A mobilidade urbana no Brasil

Enviada em 12/09/2019

O século XX, no Brasil, foi marcado pelo governo de Juscelino Kubitschek, momento em que houve a ampliação do rodoviarismo, ou seja, a construção de rodovias para integrar o território brasileiro e incentivar a implantação de indústrias automobilísticas. A predominância desse modal, entretanto, contribuiu para um grande desafio da maioria dos brasileiros na contemporaneidade: a mobilidade urbana. Isso se deve, sobretudo, pela mentalidade social de desvalorização do transportes alternativos e, ainda, pelo descaso governamental.

Convém ressaltar, a princípio, que a concepção cultural de desvalorização dos transportes alternativos dificulta a mobilidade urbana. Acerca disso, quando o renomado filósofo Lev Vigotsky afirma que a escola não deve se distanciar dos aspectos da vida social de seus participantes, corrobora-se a necessidade de eixos como o transporte sustentável serem desenvolvidos no ensino básico. Porém, ao contrário dessa lógica, a prioridade do currículo básico brasileiro voltada frequentemente para o tecnicismo alienado agrava o problema, na medida em que, neste formato, contribui para desinformação acerca dos benefícios dos transportes coletivos, desconsiderando a necessidade de planejamento da malha urbana. Surge assim, um uso exagerado e negligente de automóveis pela população, que é simultaneamente agente e alvo das consequências desse problema.

Outrossim, verifica-se que a insuficiência de ações do Poder Público é causa evidente do problema. A esse respeito, no Brasil, a Política Nacional de Mobilidade Urbana (PNMU) dispõe que é dever dos gestores públicos planejar o crescimento das cidades de forma ordenada, priorizando os serviços de transporte coletivo. No entanto, o Estado diverge de tal perspectiva, pela carência de investimentos na construção de ciclovias, na compra e manutenção de transportes públicos e, principalmente, pela escassez de informes educativos que estimulem a adesão popular a esses meios de locomoção, denotando a escassez de planejamento da urbanização brasileira. Em decorrência disso, configura-se um contexto de congestionamentos que a abala a qualidade de vida da população.

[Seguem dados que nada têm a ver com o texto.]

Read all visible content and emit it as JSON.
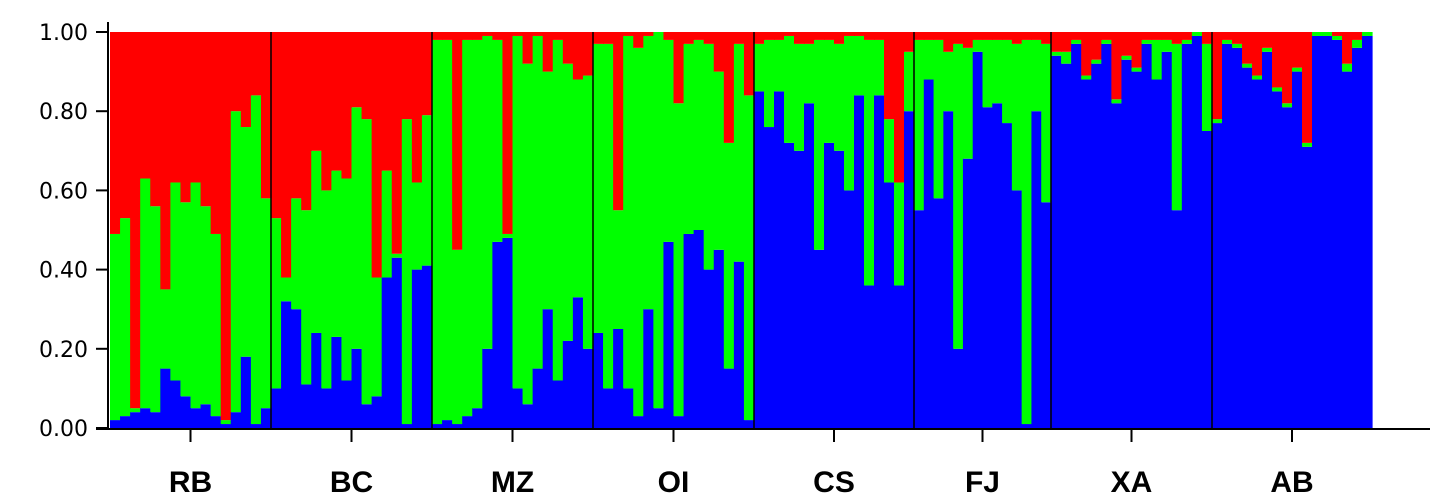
{
  "chart_data": {
    "type": "bar",
    "subtype": "stacked-100-percent",
    "groups": [
      "RB",
      "BC",
      "MZ",
      "OI",
      "CS",
      "FJ",
      "XA",
      "AB"
    ],
    "group_sizes": [
      16,
      16,
      16,
      16,
      16,
      14,
      16,
      16
    ],
    "colors": {
      "cluster1": "#0000ff",
      "cluster2": "#00ff00",
      "cluster3": "#ff0000",
      "divider": "#000000"
    },
    "series": [
      {
        "color": "#0000ff",
        "values": [
          0.02,
          0.03,
          0.04,
          0.05,
          0.04,
          0.15,
          0.12,
          0.08,
          0.05,
          0.06,
          0.03,
          0.01,
          0.04,
          0.18,
          0.01,
          0.05,
          0.1,
          0.32,
          0.3,
          0.11,
          0.24,
          0.1,
          0.23,
          0.12,
          0.2,
          0.06,
          0.08,
          0.38,
          0.43,
          0.01,
          0.4,
          0.41,
          0.01,
          0.02,
          0.01,
          0.03,
          0.05,
          0.2,
          0.47,
          0.48,
          0.1,
          0.06,
          0.15,
          0.3,
          0.12,
          0.22,
          0.33,
          0.2,
          0.24,
          0.1,
          0.25,
          0.1,
          0.03,
          0.3,
          0.05,
          0.47,
          0.03,
          0.49,
          0.5,
          0.4,
          0.45,
          0.15,
          0.42,
          0.02,
          0.85,
          0.76,
          0.85,
          0.72,
          0.7,
          0.82,
          0.45,
          0.72,
          0.7,
          0.6,
          0.84,
          0.36,
          0.84,
          0.62,
          0.36,
          0.8,
          0.55,
          0.88,
          0.58,
          0.8,
          0.2,
          0.68,
          0.95,
          0.81,
          0.82,
          0.77,
          0.6,
          0.01,
          0.8,
          0.57,
          0.94,
          0.92,
          0.97,
          0.88,
          0.92,
          0.97,
          0.82,
          0.93,
          0.9,
          0.97,
          0.88,
          0.95,
          0.55,
          0.97,
          0.99,
          0.75,
          0.77,
          0.97,
          0.96,
          0.91,
          0.88,
          0.95,
          0.85,
          0.81,
          0.9,
          0.71,
          0.99,
          0.99,
          0.98,
          0.9,
          0.96,
          0.99
        ]
      },
      {
        "color": "#00ff00",
        "values": [
          0.47,
          0.5,
          0.01,
          0.58,
          0.52,
          0.2,
          0.5,
          0.49,
          0.57,
          0.5,
          0.46,
          0.01,
          0.76,
          0.58,
          0.83,
          0.53,
          0.43,
          0.06,
          0.28,
          0.44,
          0.46,
          0.5,
          0.42,
          0.51,
          0.61,
          0.72,
          0.3,
          0.27,
          0.01,
          0.77,
          0.22,
          0.38,
          0.97,
          0.96,
          0.44,
          0.95,
          0.93,
          0.79,
          0.51,
          0.01,
          0.89,
          0.86,
          0.84,
          0.6,
          0.86,
          0.7,
          0.55,
          0.69,
          0.73,
          0.87,
          0.3,
          0.89,
          0.93,
          0.69,
          0.95,
          0.51,
          0.79,
          0.48,
          0.48,
          0.57,
          0.45,
          0.57,
          0.55,
          0.82,
          0.12,
          0.22,
          0.13,
          0.27,
          0.27,
          0.15,
          0.53,
          0.26,
          0.27,
          0.39,
          0.15,
          0.62,
          0.14,
          0.16,
          0.26,
          0.15,
          0.43,
          0.1,
          0.4,
          0.15,
          0.77,
          0.28,
          0.03,
          0.17,
          0.16,
          0.21,
          0.37,
          0.97,
          0.18,
          0.4,
          0.01,
          0.03,
          0.01,
          0.01,
          0.01,
          0.01,
          0.01,
          0.01,
          0.01,
          0.01,
          0.1,
          0.03,
          0.42,
          0.01,
          0.01,
          0.22,
          0.01,
          0.01,
          0.01,
          0.01,
          0.01,
          0.01,
          0.01,
          0.01,
          0.01,
          0.01,
          0.01,
          0.01,
          0.01,
          0.02,
          0.02,
          0.01
        ]
      }
    ],
    "ylim": [
      0,
      1
    ],
    "yticks": [
      "0.00",
      "0.20",
      "0.40",
      "0.60",
      "0.80",
      "1.00"
    ],
    "title": "",
    "xlabel": "",
    "ylabel": "",
    "grid": false
  }
}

Portanto, para resolver o problema compete às instituições formadoras de opinião, como escolas e setores da mídia de amplo alcance, fomentar uma mentalidade de adoção ao transportes alternativos, por meio de palestras, documentários e séries sobre a temática, os quais sejam capazes  de explicitar os prejuízos socioambientais decorrentes da cultura do automóvel, com o fito de mitigar as adversidades no presente modal. Além disso, cumpre aos governos municipais e ao federal ampliar alternativas ao modelo rodoviário, por meio de uma redefinição de orçamentos, que disponibilize mais transportes coletivos e ciclo faixas com intuito de possibilitar melhor comodidade nas cidades.